At Pratt Institute in Brooklyn, where Thomas attended undergrad, she and the school’s chair, Jane South, founded Pratt>FORWARD in 2021 to give emerging artists professional development and peer advice. “Everyone that comes into the program, whether they are a mentee or art professional, becomes part of the network and support system — another family tree,” said Thomas. (The open call starts this month for the program’s third edition, which will take place in March 2024 at 4 World Trade Center in collaboration with Silver Art Projects.)
For Mary Enoch Elizabeth Baxter, one of 10 artists selected for last year’s edition of Pratt>FORWARD, the support came at a critical moment when she was being offered a solo show at the Brooklyn Museum. As a formerly incarcerated artist who is largely self-taught, “I have a lot that I’m contending with, trying to find exactly where I belong in the art world,” Baxter said. “Having Mickalene help guide me has been a gift.”

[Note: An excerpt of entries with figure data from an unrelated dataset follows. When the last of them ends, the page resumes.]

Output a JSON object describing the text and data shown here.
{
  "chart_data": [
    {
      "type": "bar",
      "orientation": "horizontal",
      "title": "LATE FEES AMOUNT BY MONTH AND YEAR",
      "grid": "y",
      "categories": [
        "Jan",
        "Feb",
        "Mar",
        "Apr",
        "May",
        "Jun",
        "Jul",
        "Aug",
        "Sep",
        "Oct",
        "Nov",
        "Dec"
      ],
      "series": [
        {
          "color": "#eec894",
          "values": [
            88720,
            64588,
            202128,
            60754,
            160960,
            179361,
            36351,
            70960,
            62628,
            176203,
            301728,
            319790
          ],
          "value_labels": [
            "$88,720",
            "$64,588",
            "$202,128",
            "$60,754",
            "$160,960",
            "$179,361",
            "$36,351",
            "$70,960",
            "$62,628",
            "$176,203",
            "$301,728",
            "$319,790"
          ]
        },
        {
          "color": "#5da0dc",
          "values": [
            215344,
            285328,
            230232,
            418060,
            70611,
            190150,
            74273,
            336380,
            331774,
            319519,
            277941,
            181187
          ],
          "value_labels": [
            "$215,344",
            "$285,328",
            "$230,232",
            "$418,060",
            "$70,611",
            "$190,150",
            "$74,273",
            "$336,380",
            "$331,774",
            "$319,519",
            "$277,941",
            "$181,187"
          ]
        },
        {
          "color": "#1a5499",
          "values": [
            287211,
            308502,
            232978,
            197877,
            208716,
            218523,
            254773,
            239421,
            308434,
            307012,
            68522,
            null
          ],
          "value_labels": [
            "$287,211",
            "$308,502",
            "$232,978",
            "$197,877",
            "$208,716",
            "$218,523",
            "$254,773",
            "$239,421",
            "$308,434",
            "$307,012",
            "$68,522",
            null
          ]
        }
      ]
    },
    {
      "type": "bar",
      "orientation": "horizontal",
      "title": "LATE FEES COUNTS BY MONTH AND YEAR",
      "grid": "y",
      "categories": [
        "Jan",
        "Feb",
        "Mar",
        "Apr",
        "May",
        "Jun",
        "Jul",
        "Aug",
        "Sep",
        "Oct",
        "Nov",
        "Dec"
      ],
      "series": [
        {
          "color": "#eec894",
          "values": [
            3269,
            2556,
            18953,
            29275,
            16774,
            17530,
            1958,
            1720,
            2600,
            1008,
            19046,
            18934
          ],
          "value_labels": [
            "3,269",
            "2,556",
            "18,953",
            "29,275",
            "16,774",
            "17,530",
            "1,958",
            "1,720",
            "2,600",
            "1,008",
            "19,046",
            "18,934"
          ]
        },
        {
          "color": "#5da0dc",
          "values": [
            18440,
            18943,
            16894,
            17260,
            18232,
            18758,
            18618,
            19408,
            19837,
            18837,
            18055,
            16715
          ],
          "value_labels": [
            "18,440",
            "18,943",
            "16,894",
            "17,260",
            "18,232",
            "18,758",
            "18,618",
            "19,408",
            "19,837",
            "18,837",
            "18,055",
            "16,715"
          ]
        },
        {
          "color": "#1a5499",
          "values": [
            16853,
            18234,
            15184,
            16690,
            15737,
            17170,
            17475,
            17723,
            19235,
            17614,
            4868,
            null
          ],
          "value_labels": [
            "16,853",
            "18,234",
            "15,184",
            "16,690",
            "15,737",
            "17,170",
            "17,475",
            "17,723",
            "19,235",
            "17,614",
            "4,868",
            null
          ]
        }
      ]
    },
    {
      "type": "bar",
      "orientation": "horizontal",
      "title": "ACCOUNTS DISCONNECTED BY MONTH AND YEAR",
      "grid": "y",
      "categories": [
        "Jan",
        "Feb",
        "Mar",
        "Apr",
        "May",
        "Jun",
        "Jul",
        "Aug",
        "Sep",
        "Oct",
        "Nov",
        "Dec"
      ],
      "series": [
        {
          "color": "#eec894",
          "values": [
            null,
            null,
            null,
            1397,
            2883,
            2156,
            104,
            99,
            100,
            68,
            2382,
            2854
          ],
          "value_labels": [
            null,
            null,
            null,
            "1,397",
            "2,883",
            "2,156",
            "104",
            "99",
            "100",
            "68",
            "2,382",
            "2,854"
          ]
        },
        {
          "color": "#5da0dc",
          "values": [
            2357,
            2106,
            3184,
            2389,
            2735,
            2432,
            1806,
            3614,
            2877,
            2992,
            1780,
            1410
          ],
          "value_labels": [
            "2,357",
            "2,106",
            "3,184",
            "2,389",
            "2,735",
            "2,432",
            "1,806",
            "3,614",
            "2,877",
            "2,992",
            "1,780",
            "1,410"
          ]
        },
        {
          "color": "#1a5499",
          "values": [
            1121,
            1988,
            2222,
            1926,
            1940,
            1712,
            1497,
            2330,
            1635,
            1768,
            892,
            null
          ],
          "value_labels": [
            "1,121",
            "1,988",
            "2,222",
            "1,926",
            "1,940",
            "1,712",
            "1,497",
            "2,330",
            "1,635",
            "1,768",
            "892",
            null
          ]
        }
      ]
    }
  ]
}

Thomas has included Baxter in the Yale exhibition. In “Consecration to Mary,” Baxter has taken two 1882 photographs by the artist Thomas Eakins that exploit a young Black girl posed naked and inserted herself in the images as a protectress shielding the child.
“I’m from North Philadelphia and Mickalene’s from Camden — two under-resourced communities — and we have a similar background of resiliency in the face of immeasurable odds,” Baxter said. “I think that helps us feel like home to each other.”
Mickalene Thomas / Portrait of an Unlikely Space
Sept. 8-Jan. 7, 2024, Yale University Art Gallery, 1111 Chapel Street, New Haven, Conn., 203-432-0601; artgallery.yale.edu.